Vivek is more okay with AI systems being black boxes— it’s difficult to understand. He shares that he’s more interested in ensuring failsafes. “When we’re deploying these models, how accurately are we monitoring them for any sort of shifts and predictions? Do we have humans in the loop to verify the solutions or catch in case something goes wrong?”
AI is just one part of a bigger solution. There’s a lot that comes before and after. Vivek recommends reading this paper, a human centered evaluation of an AI diabetic retinopathy model. You need to understand the workflow where you’re deploying these models.
Question 3: Hype?
Vivek’s honest answer is to ignore overhyped products. If something’s really worth incorporating into your workflow, it’ll be around after six months or longer.
Question 4 from Stanford faculty: financial incentives are not aligned + how do we bring expensive technology to the communities that need it the most?
Vivek believes that there is rapid digitization happening in certain places around the world, and people’s health records are now becoming easier to access. Data is coming online very rapidly. He also believes that healthcare is only one application of this technology — there’s thousands more. The cost of training these models are amortized over so many different applications, and so he’s less worried about the financial incentives given how much value will be created.
Second, as you train these models at scale, they become more and more robust and more and more data efficient. The amount of data you need to adapt these models to new situations or fine tune them is also rapidly decreasing, and so is the amount of work.
Viswesh only has two things to say: software’s eating the world and technology’s deflationary. These two theses take care of all of this.
Question 5: Specialties
Even within a specialization, there are hundreds of tasks. Previously, AI wasn’t generalizable. You had to build an AI for each individual task, and that can never scale. This is the key shift that’s happening— AI is becoming generalizable, and over time we’ll see how that affects us.
Vivek shares that for him and his team at Google, everything is an interdisciplinary endeavor. Whether it’s the metrics they want to optimize or how they train the models, everything is done by a combination of research, clinicians, and others with the proper knowledge. “It’s an interdisciplinary endeavor, and we need all of working together… There’s still going to be a lot of value for specialist knowledge.”
Question 6: How do you ground models with local sources?
The first step is to get hold of evaluation sets that reflect the use cases and the workflows that they have, and then see how well your model is performing. Even if it’s small enough, that still goes a long way in terms of benchmarking.
Vivek shares that as the LLM space evolves, we’re seeing retrieval augmented language models that can make more use of local context documents and use it as additional information. This will help LLMs become more and more real solutions to institutions.

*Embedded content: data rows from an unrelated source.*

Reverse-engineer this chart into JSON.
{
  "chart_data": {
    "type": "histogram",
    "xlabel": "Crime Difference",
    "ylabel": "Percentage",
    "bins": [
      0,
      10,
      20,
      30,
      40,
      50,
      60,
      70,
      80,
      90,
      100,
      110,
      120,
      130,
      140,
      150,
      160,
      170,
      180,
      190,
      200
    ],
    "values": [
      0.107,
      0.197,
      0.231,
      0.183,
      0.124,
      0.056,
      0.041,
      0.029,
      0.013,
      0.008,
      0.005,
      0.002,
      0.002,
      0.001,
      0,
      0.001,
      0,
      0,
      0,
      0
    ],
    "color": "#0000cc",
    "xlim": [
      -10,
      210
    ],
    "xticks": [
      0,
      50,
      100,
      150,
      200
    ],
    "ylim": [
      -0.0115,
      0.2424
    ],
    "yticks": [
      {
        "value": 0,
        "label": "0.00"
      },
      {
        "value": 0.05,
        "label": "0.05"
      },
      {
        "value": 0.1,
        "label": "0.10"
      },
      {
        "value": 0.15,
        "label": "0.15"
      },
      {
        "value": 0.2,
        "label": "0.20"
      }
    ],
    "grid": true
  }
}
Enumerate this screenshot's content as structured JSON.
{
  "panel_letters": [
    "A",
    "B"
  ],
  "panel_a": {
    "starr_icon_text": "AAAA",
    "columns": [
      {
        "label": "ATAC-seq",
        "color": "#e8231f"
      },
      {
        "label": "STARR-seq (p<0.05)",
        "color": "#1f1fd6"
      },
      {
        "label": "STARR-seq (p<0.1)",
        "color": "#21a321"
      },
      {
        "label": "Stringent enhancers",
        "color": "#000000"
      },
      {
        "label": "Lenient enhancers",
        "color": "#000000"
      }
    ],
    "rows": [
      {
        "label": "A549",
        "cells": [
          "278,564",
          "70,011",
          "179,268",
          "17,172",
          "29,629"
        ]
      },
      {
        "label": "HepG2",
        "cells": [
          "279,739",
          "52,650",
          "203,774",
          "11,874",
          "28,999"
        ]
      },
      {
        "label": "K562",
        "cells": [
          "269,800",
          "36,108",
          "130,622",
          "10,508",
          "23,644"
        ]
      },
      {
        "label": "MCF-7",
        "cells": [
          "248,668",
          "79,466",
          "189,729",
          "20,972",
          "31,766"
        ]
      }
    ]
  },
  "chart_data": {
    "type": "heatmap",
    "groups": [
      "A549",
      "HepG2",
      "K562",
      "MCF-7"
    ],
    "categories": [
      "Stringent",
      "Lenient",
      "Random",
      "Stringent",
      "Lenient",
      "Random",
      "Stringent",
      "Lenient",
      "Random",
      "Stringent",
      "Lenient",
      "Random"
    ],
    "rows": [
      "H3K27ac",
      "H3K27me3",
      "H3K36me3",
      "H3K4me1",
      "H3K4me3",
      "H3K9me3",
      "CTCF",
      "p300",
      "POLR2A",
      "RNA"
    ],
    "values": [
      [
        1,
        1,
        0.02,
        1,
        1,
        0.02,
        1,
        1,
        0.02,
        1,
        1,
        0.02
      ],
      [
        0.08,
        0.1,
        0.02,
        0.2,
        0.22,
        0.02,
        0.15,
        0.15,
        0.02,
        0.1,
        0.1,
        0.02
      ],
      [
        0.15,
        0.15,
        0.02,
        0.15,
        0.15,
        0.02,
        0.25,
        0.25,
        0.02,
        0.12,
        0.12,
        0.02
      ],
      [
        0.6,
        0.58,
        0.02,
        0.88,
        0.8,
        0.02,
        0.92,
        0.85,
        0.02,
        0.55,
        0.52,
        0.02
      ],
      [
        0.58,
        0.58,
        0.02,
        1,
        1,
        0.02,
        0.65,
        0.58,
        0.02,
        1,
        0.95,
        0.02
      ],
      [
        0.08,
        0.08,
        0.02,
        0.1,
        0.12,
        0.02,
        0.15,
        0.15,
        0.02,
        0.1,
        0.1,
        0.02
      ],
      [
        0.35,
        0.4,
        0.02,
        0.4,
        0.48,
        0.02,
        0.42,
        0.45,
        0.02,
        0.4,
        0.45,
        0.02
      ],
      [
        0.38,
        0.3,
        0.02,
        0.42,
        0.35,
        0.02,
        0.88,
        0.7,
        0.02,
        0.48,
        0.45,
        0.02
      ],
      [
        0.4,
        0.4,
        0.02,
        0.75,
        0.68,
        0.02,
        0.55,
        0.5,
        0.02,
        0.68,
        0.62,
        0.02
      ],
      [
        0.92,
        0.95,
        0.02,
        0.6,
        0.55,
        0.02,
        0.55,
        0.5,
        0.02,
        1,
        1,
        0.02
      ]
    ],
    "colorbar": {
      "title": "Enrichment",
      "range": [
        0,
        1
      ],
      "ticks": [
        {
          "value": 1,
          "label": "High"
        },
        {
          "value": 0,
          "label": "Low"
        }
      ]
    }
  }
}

Vivek shares that we’re getting better and better at grounding the model responses in authoritative sources that people can trust; that’s going to help solve this domain generalization challenge.
Question 7: Future multi-modal applications
If you look at how doctors provide care today, they’re able to interpret data from many different modalities— lab records, medical images, EHRs.
“We’ve so far been talking about language models. We obviously need to become multimodal so that you can provide the full context to the model when it starts making these consequential decisions.”
Along with these new multimodal capabilities, we’ll have new systems that can interpret this data.
Advice for people entering today’s ecosystem of deep learning:
The checklist: 1. Choose what you want to build. 2: Try building it. 3: See if it has traction. If it has traction, then the rest will follow.